The earliest proposed start to the Anthropocene is 50,000 years ago, coinciding with megafauna extinctions, and global human colonisation. The megafauna extinction event saw the loss of many large mammals, as described by the Australian Museum. Robin McKie, science editor for The Guardian, argued in 'What killed off the giant beasts - climate change or man?', 2014, that these extinctions resulted from contributing factors of climate and human activity, at the end of the last ice age. Human hunting of these giant mammals is therefore one of the first anthropogenic impacts on biodiversity on Earth leading to changes in our geology.
Erle Ellis argues that the Anthropocene starts later than this. By 8,000 years ago, with only 'a population of just 10 million or so' the use of agriculture and fire to clear forests had 'altered as much as a fifth of Earth's ice-free land' (Forget Mother Nature: this is a world of our making, 2011). Early farmers without means to plough their land had to move on frequently to more fertile fields, leaving previously cultivated areas in various stages of recovery. This activity created the first 'anthromes' or anthropogenic biomes. By the industrial revolution 'more than half of the terrestrial biosphere had been converted into anthromes', so our impact had already been made on the atmosphere and soil sediments. Today around 38% of terrestrial land is used for farming (Age of man). Similarly, in William Ruddimans' opinion, the early use of agriculture released enough Co2 to prevent another ice age, meaning humans have been the greatest geological force on Earth since the start of the Holocene. Both Ellis and Ruddiman would place the golden spike of the Anthropocene at the dawn of agriculture, potentially replacing the Holocene altogether.

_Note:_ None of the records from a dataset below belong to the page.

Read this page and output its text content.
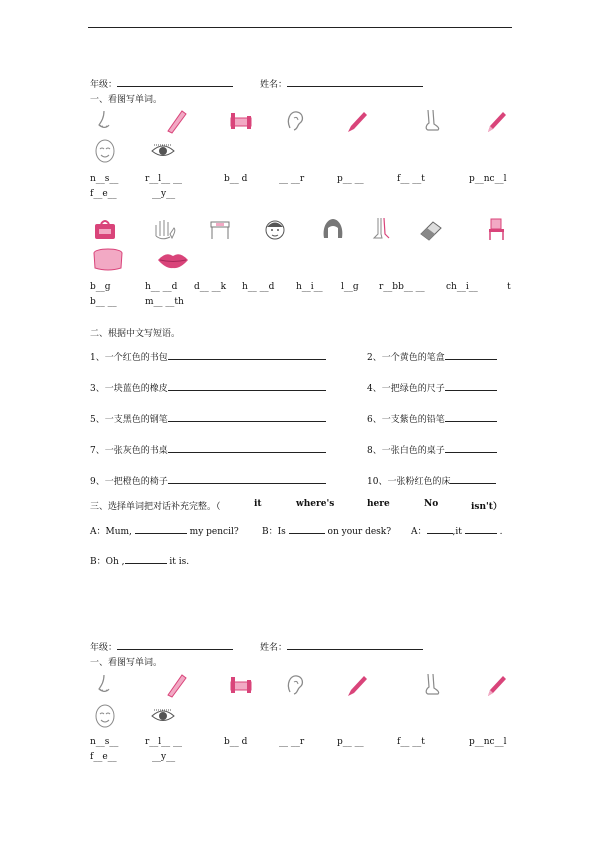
年级：	姓名：
一、看图写单词。
n__s__	r__l__ __	b__ d	__ __r	p__ __	f__ __t	p__nc__l
f__e__	__y__
b__g	h__ __d d__ __k h__ __d h__i__ l__g r__bb__ __ ch__i__	t
b__ __	m__ __th
二、根据中文写短语。
1、一个红色的书包	2、一个黄色的笔盒
3、一块蓝色的橡皮	4、一把绿色的尺子
5、一支黑色的钢笔	6、一支紫色的铅笔
7、一张灰色的书桌	8、一张白色的桌子
9、一把橙色的椅子	10、一张粉红色的床
三、选择单词把对话补充完整。（	it	where's	here	No	isn't）
A：Mum,	my pencil?	B：Is	on your desk? A：	,it	.
B：Oh ,	it is.
年级：	姓名：
一、看图写单词。
n__s__	r__l__ __	b__ d	__ __r	p__ __	f__ __t	p__nc__l
f__e__	__y__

On the other Hand, Paul Crutzen argues in his work The Anthropocene, 2006, that the European industrial revolution marks the significant turning point in human impacts on Earth, 'coinciding with James Watt's design of the steam engine in 1784'. Since the industrial revolution, the burning of fossil fuels and release of Co2 have been represented in ice cores as an 'uninterrupted rise' of carbon dioxide levels. Based on atmospheric composition, the 18th century could mark the greatest change in geology and be seen as the start of the Anthropocene.
The International Union of Geological Sciences will have the final say, who will aim to decide by 2016 whether the Anthropocene will replace the Holocene.